How is income tax calculated?
From 2019, a new and simplified tax scheme has come into effect. The scheme is meant for foreign workers who have time-limited work stays in Norway. This scheme is called PAYE – Pay As You Earn (skatteetaten.no). Most new foreign workers will fall under this scheme the first year they work in Norway.
You can choose to pay tax according to the general tax rules instead of the PAYE scheme. You can make your selection when you apply for a tax deduction card. Note that if you choose to pay tax according to the general tax rules instead of the PAYE scheme, you cannot change your decision.
- Paying taxes in Norway requires that you have a permanent or temporary national identity number and a tax deduction card.
- Check how you obtain a tax deduction card upon arrival in Norway.

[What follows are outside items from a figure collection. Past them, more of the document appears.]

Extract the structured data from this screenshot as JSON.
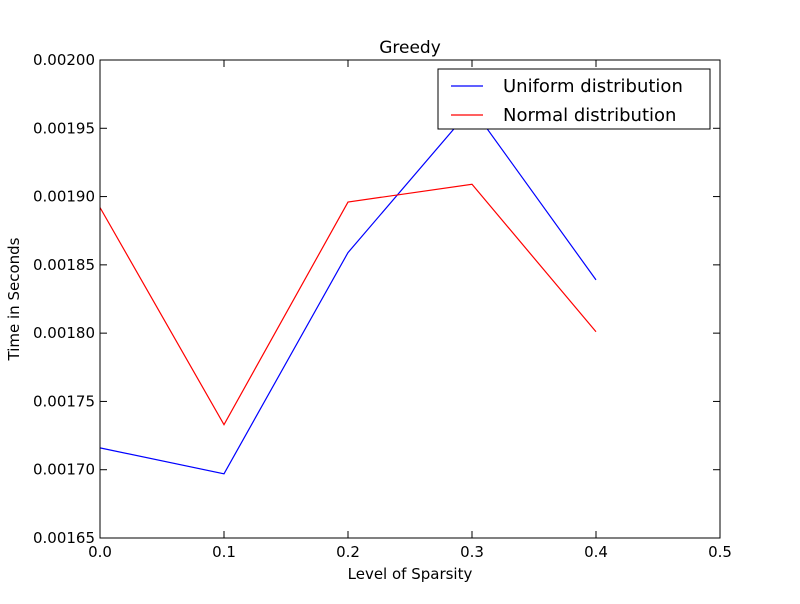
{
  "chart_data": {
    "type": "line",
    "title": "Greedy",
    "xlabel": "Level of Sparsity",
    "ylabel": "Time in Seconds",
    "xlim": [
      0.0,
      0.5
    ],
    "ylim": [
      0.00165,
      0.002
    ],
    "x_ticks": [
      "0.0",
      "0.1",
      "0.2",
      "0.3",
      "0.4",
      "0.5"
    ],
    "y_ticks": [
      "0.00165",
      "0.00170",
      "0.00175",
      "0.00180",
      "0.00185",
      "0.00190",
      "0.00195",
      "0.00200"
    ],
    "grid": false,
    "legend_position": "top-right",
    "x": [
      0.0,
      0.1,
      0.2,
      0.3,
      0.4
    ],
    "series": [
      {
        "name": "Uniform distribution",
        "color": "#0000ff",
        "values": [
          0.001716,
          0.001697,
          0.001859,
          0.001965,
          0.001839
        ]
      },
      {
        "name": "Normal distribution",
        "color": "#ff0000",
        "values": [
          0.001892,
          0.001733,
          0.001896,
          0.001909,
          0.001801
        ]
      }
    ]
  }
}
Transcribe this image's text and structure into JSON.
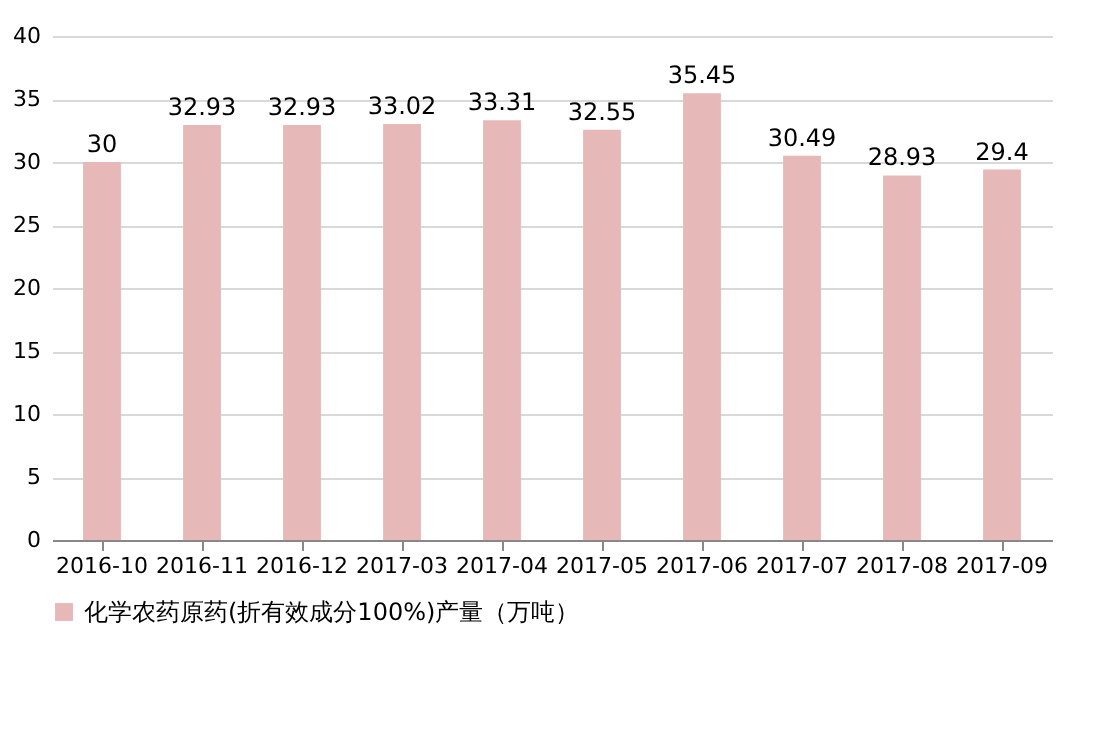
{
  "chart_data": {
    "type": "bar",
    "categories": [
      "2016-10",
      "2016-11",
      "2016-12",
      "2017-03",
      "2017-04",
      "2017-05",
      "2017-06",
      "2017-07",
      "2017-08",
      "2017-09"
    ],
    "series": [
      {
        "name": "化学农药原药(折有效成分100%)产量（万吨）",
        "color": "#e6b9b8",
        "values": [
          30,
          32.93,
          32.93,
          33.02,
          33.31,
          32.55,
          35.45,
          30.49,
          28.93,
          29.4
        ]
      }
    ],
    "ylim": [
      0,
      40
    ],
    "yticks": [
      0,
      5,
      10,
      15,
      20,
      25,
      30,
      35,
      40
    ],
    "grid": "y",
    "legend": "bottom left",
    "data_labels": true
  }
}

- Note: If you have a D-number, your tax card will NOT be automatically renewed at the turn of the year. For example, if you arrived in Norway in 2019 and received a tax card when you started to work in Norway, you must still apply for a new tax card for 2020. If you have not applied for a tax card for 2020, UiO is obliged to deduct 50 % taxes from your salary, from February onwards.
- Settlement of income and wealth taxes is finalized by means of a tax return (skattemelding).
- The tax return is due by 30 April the year following the income year.
- Tax-liable individuals staying in Norway for a maximum of 183 days, may request an advance tax assessment from the local tax Office.
- Read more about tax return.
- Wealth tax (skatteetaten.no) is charged on the net wealth of an individual per 1 January every year.
- Value added tax (skatteetaten.no) is a general tax levied on sales (i.e. goods and services) within the country and on imports.